Real world numbers are closer to 1 bitflip/GB/hour than year because bit flips are highly correlated.

“A large-scale study based on Google's very large number of servers was presented at the SIGMETRICS/Performance '09 conference.[6] The actual error rate found was several orders of magnitude higher than the previous small-scale or laboratory studies, with between 25,000 (2.5 × 10−11 error/bit·h) and 70,000 (7.0 × 10−11 error/bit·h, or 1 bit error per gigabyte of RAM per 1.8 hours) errors per billion device hours per megabit.

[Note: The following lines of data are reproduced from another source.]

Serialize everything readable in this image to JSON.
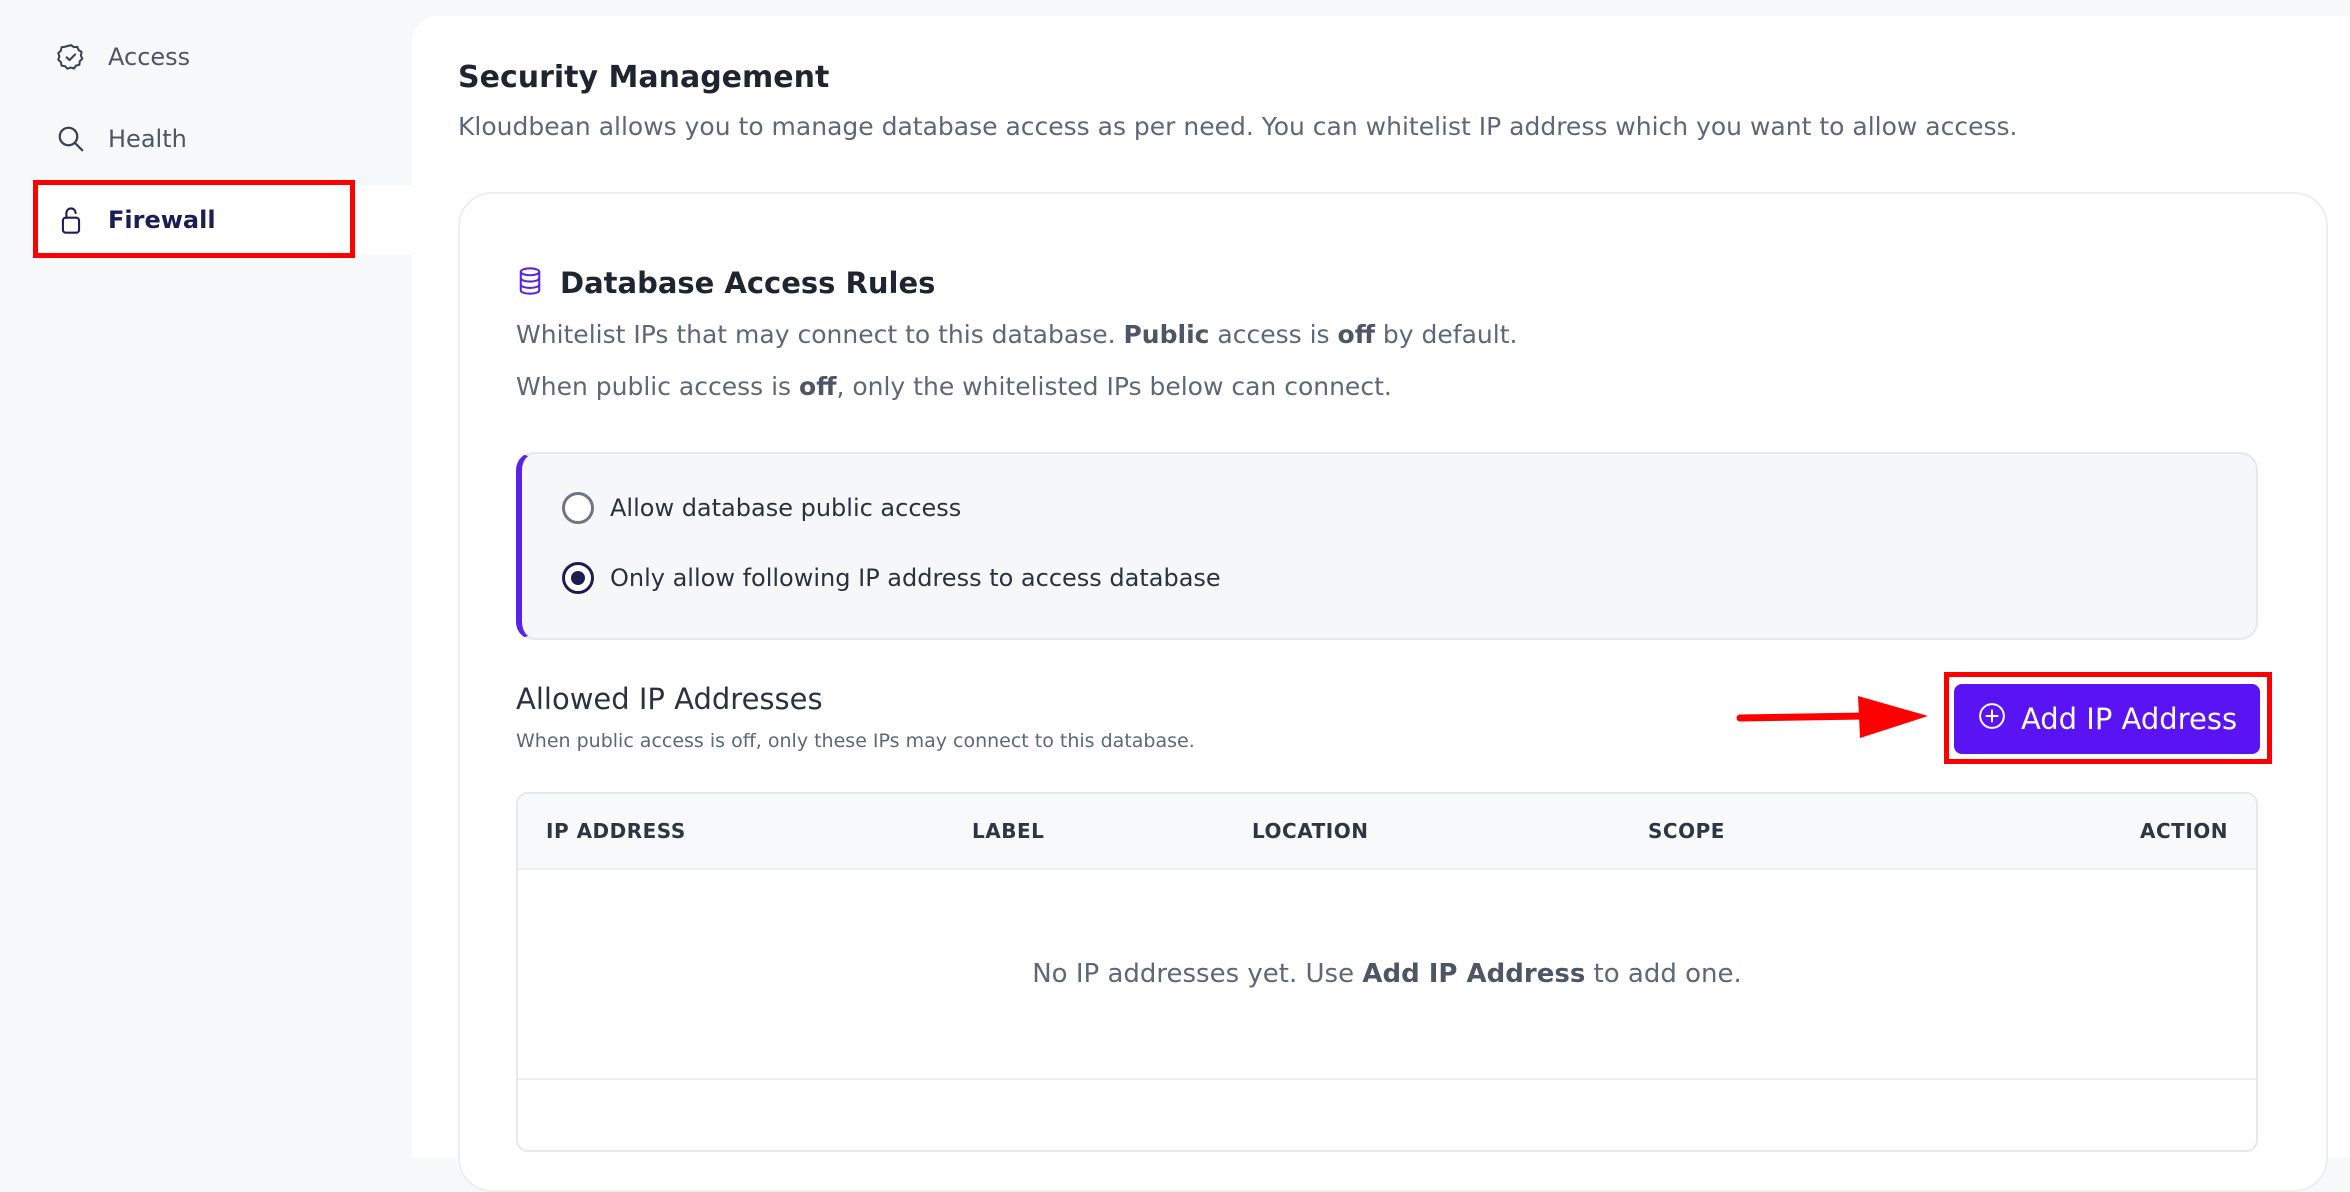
{
  "sidebar": {
    "items": [
      {
        "label": "Access",
        "icon": "badge-check-icon"
      },
      {
        "label": "Health",
        "icon": "search-icon"
      },
      {
        "label": "Firewall",
        "icon": "lock-icon",
        "active": true
      }
    ]
  },
  "header": {
    "title": "Security Management",
    "description": "Kloudbean allows you to manage database access as per need. You can whitelist IP address which you want to allow access."
  },
  "rules": {
    "icon": "database-icon",
    "title": "Database Access Rules",
    "line1": {
      "pre": "Whitelist IPs that may connect to this database. ",
      "b1": "Public",
      "mid": " access is ",
      "b2": "off",
      "post": " by default."
    },
    "line2": {
      "pre": "When public access is ",
      "b1": "off",
      "post": ", only the whitelisted IPs below can connect."
    },
    "options": [
      {
        "label": "Allow database public access",
        "checked": false
      },
      {
        "label": "Only allow following IP address to access database",
        "checked": true
      }
    ]
  },
  "allowed": {
    "title": "Allowed IP Addresses",
    "subtitle": "When public access is off, only these IPs may connect to this database.",
    "add_button": "Add IP Address",
    "columns": [
      "IP ADDRESS",
      "LABEL",
      "LOCATION",
      "SCOPE",
      "ACTION"
    ],
    "empty": {
      "pre": "No IP addresses yet. Use ",
      "b": "Add IP Address",
      "post": " to add one."
    }
  },
  "colors": {
    "accent": "#5a13f3",
    "highlight": "#ff0000",
    "nav_active": "#1b1e54"
  }
}
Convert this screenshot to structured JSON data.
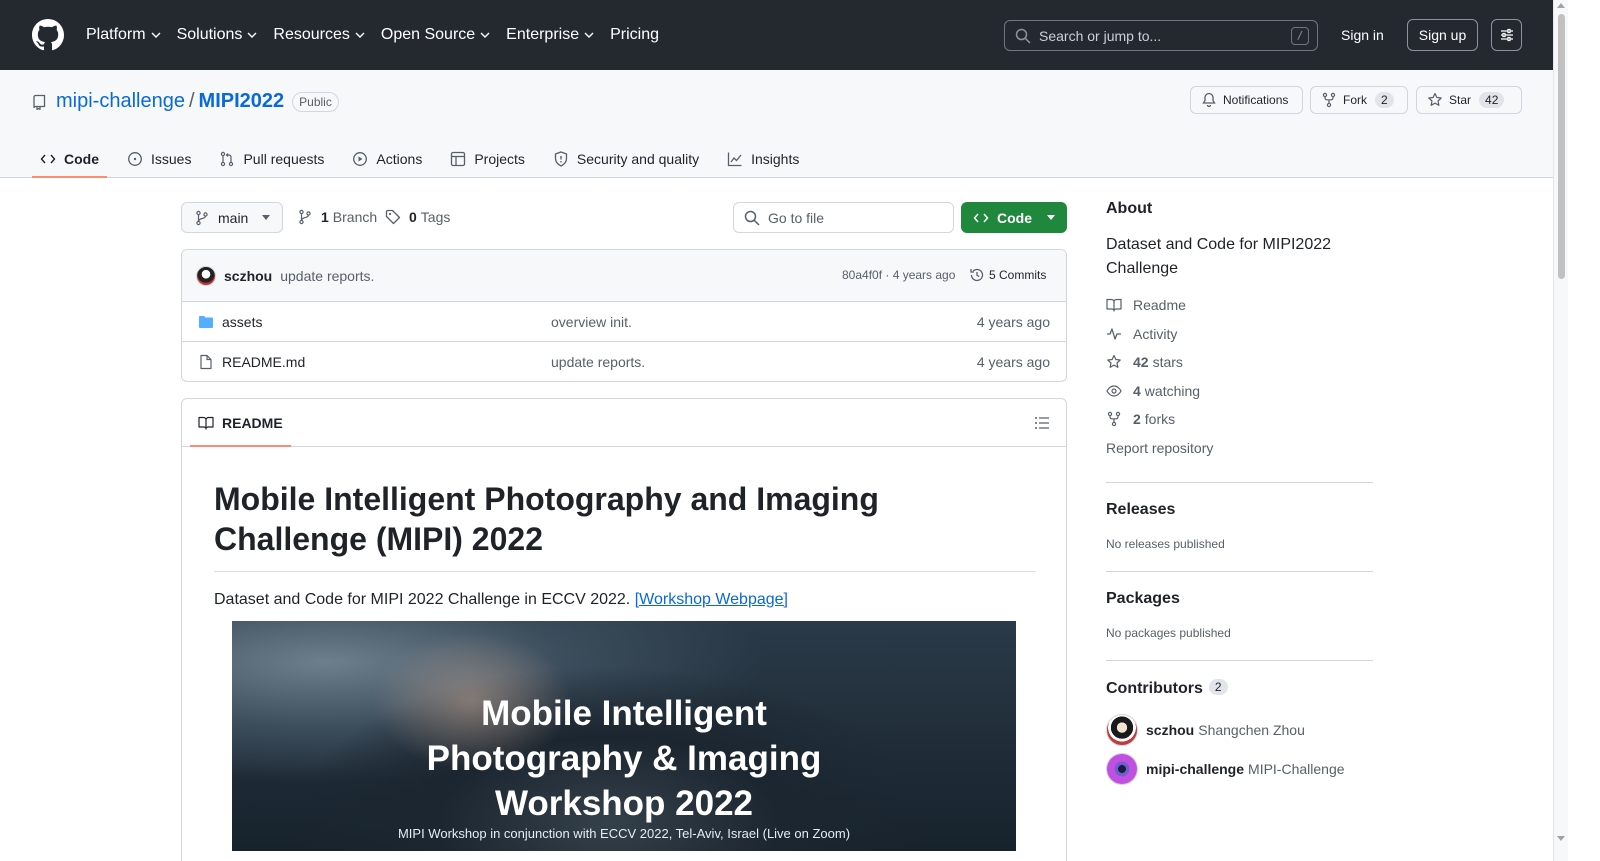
{
  "header": {
    "nav": [
      "Platform",
      "Solutions",
      "Resources",
      "Open Source",
      "Enterprise",
      "Pricing"
    ],
    "search_placeholder": "Search or jump to...",
    "search_shortcut": "/",
    "sign_in": "Sign in",
    "sign_up": "Sign up"
  },
  "repo": {
    "owner": "mipi-challenge",
    "separator": "/",
    "name": "MIPI2022",
    "visibility": "Public",
    "notifications_label": "Notifications",
    "fork_label": "Fork",
    "fork_count": "2",
    "star_label": "Star",
    "star_count": "42"
  },
  "tabs": [
    "Code",
    "Issues",
    "Pull requests",
    "Actions",
    "Projects",
    "Security and quality",
    "Insights"
  ],
  "toolbar": {
    "branch": "main",
    "branch_count": "1",
    "branch_label": "Branch",
    "tag_count": "0",
    "tag_label": "Tags",
    "goto_placeholder": "Go to file",
    "code_label": "Code"
  },
  "commit": {
    "author": "sczhou",
    "message": "update reports.",
    "sha_time": "80a4f0f · 4 years ago",
    "commits_label": "5 Commits"
  },
  "files": [
    {
      "name": "assets",
      "type": "folder",
      "message": "overview init.",
      "age": "4 years ago"
    },
    {
      "name": "README.md",
      "type": "file",
      "message": "update reports.",
      "age": "4 years ago"
    }
  ],
  "readme": {
    "tab_label": "README",
    "heading": "Mobile Intelligent Photography and Imaging Challenge (MIPI) 2022",
    "intro": "Dataset and Code for MIPI 2022 Challenge in ECCV 2022.",
    "link_text": "[Workshop Webpage]",
    "banner_title_1": "Mobile Intelligent",
    "banner_title_2": "Photography & Imaging",
    "banner_title_3": "Workshop 2022",
    "banner_subtitle": "MIPI Workshop in conjunction with ECCV 2022, Tel-Aviv, Israel (Live on Zoom)"
  },
  "sidebar": {
    "about_title": "About",
    "description": "Dataset and Code for MIPI2022 Challenge",
    "readme": "Readme",
    "activity": "Activity",
    "stars_count": "42",
    "stars_label": "stars",
    "watching_count": "4",
    "watching_label": "watching",
    "forks_count": "2",
    "forks_label": "forks",
    "report": "Report repository",
    "releases_title": "Releases",
    "releases_text": "No releases published",
    "packages_title": "Packages",
    "packages_text": "No packages published",
    "contributors_title": "Contributors",
    "contributors_count": "2",
    "contributors": [
      {
        "login": "sczhou",
        "name": "Shangchen Zhou"
      },
      {
        "login": "mipi-challenge",
        "name": "MIPI-Challenge"
      }
    ]
  },
  "colors": {
    "header_bg": "#24292f",
    "link": "#0969da",
    "primary_button": "#1f883d",
    "active_tab_underline": "#fd8c73"
  }
}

More than 8% of DIMM memory modules were affected by errors per year.” https://en.wikipedia.org/wiki/ECC_memory

A random stick of non ECC memory might be far above average or have several errors per minute, but you just don’t know.

That study is very old and is based on long-outdated DRAM tech. I suspect that DDR5 has much lower error rates.
I would welcome more recent data, but I doubt we are talking about a 4 orders of magnitude change to get to /year vs /hour error rates.
Actually, Samsung claimed a factor of a million lower error rate in DDR5 vs DDR4 due to the on-die ECC.

Source: https://www.anandtech.com/show/16900/samsung-teases-512-gb-d...

> The company details a 512 GB module of DDR5 memory, running at DDR5-7200, designed for server and enterprise use.

That just shows how useful ECC memory is not that these bit flips didn’t occur.

If you scroll down a bit, the article shows a slide from Samsung claiming that DDR5 improves error rates by a factor of 10^6.